The results of immunoprecipitation studies using specific antibodies against the top four candidates (neurolysin, thimet oligopeptidase, collapsin response mediator protein 2, and α-adducin) in photoradiolabeled mouse forebrain membranes are summarized in Fig. 3. “Total” samples of immunoprecipitates with anti-neurolysin antibody contained a substantial amount of radioactive signal (Fig. 3a), indicating that the non-AT₁, non-AT₂ angiotensin binding site is probably neurolysin. Total samples of anti-thimet oligopeptidase immunoprecipitates contained a marginal level of radioactivity, which could be due to cross-reactivity of the anti-thimet oligopeptidase antibody with neurolysin or a small degree of radiophotolabeling of thimet oligopeptidase. Total samples of collapsin response mediator protein 2 and α-adducin showed negligible amounts of radioactive signal. To ensure that the proteins of interest were indeed immunoprecipitated from photoradiolabeled membrane samples, their presence in the immunoprecipitates was documented by Western blotting (Fig. 3, b–e).

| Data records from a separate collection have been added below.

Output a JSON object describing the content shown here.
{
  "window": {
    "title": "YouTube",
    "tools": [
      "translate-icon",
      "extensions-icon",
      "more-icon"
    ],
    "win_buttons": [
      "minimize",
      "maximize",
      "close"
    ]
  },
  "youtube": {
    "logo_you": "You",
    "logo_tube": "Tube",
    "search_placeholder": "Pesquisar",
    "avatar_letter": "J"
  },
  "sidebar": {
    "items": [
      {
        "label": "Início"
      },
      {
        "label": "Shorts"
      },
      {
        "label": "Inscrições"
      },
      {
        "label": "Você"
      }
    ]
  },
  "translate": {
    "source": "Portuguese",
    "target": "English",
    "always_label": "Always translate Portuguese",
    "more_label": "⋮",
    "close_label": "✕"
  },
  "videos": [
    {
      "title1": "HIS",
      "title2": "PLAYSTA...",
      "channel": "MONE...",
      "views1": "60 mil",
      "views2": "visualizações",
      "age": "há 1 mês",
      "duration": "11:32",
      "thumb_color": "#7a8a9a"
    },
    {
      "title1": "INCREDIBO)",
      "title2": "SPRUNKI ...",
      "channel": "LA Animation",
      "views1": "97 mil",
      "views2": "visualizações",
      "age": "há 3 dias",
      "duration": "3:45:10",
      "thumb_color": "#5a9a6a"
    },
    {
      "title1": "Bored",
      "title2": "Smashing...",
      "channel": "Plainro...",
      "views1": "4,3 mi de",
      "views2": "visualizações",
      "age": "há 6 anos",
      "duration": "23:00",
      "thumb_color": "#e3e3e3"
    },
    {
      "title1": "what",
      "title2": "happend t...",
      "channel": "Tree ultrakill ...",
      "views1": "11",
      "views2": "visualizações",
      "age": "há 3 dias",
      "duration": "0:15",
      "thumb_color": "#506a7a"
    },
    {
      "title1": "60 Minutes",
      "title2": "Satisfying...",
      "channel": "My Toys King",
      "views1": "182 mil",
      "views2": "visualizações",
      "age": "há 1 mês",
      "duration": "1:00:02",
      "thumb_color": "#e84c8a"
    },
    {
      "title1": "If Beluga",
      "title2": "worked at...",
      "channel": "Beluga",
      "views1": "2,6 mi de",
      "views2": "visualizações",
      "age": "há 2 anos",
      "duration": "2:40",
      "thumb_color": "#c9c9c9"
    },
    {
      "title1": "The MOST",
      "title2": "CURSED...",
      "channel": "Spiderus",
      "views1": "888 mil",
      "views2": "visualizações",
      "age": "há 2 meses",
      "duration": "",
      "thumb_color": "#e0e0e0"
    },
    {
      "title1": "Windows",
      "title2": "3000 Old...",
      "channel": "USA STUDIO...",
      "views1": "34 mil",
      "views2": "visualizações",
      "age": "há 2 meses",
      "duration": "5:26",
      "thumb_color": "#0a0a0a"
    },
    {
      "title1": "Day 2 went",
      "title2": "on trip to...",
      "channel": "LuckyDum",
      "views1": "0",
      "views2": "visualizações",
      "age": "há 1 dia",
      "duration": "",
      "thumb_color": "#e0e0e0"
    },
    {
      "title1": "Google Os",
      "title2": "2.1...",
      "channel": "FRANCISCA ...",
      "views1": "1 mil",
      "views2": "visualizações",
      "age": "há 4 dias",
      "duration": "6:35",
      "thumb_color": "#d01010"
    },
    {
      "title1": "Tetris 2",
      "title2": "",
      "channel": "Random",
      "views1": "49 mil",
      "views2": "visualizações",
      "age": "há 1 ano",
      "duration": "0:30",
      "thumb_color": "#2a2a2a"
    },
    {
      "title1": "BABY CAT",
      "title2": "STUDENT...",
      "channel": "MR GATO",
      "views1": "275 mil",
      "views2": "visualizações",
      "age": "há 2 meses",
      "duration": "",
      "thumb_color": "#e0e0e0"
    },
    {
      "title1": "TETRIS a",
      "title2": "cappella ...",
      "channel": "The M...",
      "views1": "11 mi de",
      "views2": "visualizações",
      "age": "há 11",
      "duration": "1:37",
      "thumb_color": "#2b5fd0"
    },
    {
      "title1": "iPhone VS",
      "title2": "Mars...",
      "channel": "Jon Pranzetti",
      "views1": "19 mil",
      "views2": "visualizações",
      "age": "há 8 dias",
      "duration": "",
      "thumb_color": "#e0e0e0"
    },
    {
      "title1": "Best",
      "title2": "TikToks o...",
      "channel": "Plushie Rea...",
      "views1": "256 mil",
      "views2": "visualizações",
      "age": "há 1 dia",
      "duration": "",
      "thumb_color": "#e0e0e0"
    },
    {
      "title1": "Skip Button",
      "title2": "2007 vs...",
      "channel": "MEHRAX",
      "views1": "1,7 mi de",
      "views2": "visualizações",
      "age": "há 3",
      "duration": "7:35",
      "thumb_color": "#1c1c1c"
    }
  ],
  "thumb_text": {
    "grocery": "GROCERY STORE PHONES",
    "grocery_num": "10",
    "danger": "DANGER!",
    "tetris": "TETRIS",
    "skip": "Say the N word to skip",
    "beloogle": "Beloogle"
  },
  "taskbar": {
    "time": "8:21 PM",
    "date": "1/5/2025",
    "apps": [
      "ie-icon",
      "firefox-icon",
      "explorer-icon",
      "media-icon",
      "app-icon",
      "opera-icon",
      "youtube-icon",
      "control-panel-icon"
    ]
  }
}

FIGURE 3. — Immunoprecipitation of neurolysin (EC 3.4.24.16), thimet oligopeptidase (*thimet OP*; EC 3.4.24.15), α-adducin, and collapsin response mediator protein 2 (CRMP2) from photoradiolabeled P10 mouse forebrain membrane preparations. Immunoprecipitation of each protein was carried out from parallel nonspecific (NS) and total (*Tot*) photoradiolabeled groups as detailed in the legend to Fig. 1 and under “Experimental Procedures.” a, equal amounts of NS and total sample of each protein immunoprecipitate were used to count the radioactive signal. *Bck*, background radioactivity; ***, p < 0.001 *versus* all other groups; n = 3–4). *b–e*, representative Western blot confirmation of successful immunoprecipitation of each candidate protein from NS and total samples.

Stable cell lines overexpressing mouse neurolysin or thimet oligopeptidase in HEK293 cells were established to further test the identity of the angiotensin-binding protein. Overexpression of both proteins in HEK293 cells was confirmed by Western blotting (Fig. 4, a and b). Radioligand binding assays in membrane preparations of these cells using ¹²⁵I-SI-Ang II showed dramatically increased density of the novel angiotensin binding sites only in HEK293 cells overexpressing neurolysin (B_max = 533 ± 69 fmol/mg protein) compared with non-transfected, empty vector-transfected, and thimet oligopeptidase-overexpressing HEK293 cell membranes (108 ± 25.2, 94.6 ± 20.1, and 90.4 ± 7.9 fmol/mg protein respectively; n = 3) (Fig. 4, c and d). Notably, affinity of the radioligand for the novel binding site did not differ significantly among the four groups (K_d = 3.35 ± 0.41, 2.11 ± 0.57, 1.75 ± 0.42, and 2.53 ± 0.58 nm, respectively). Photoradiolabeling experiments carried out in membrane preparations of the same cells also indicated substantially higher photoradiolabeling of the binding site in cell membranes overexpressing neurolysin compared with thimet oligopeptidase or control groups (Fig. 4, e and f).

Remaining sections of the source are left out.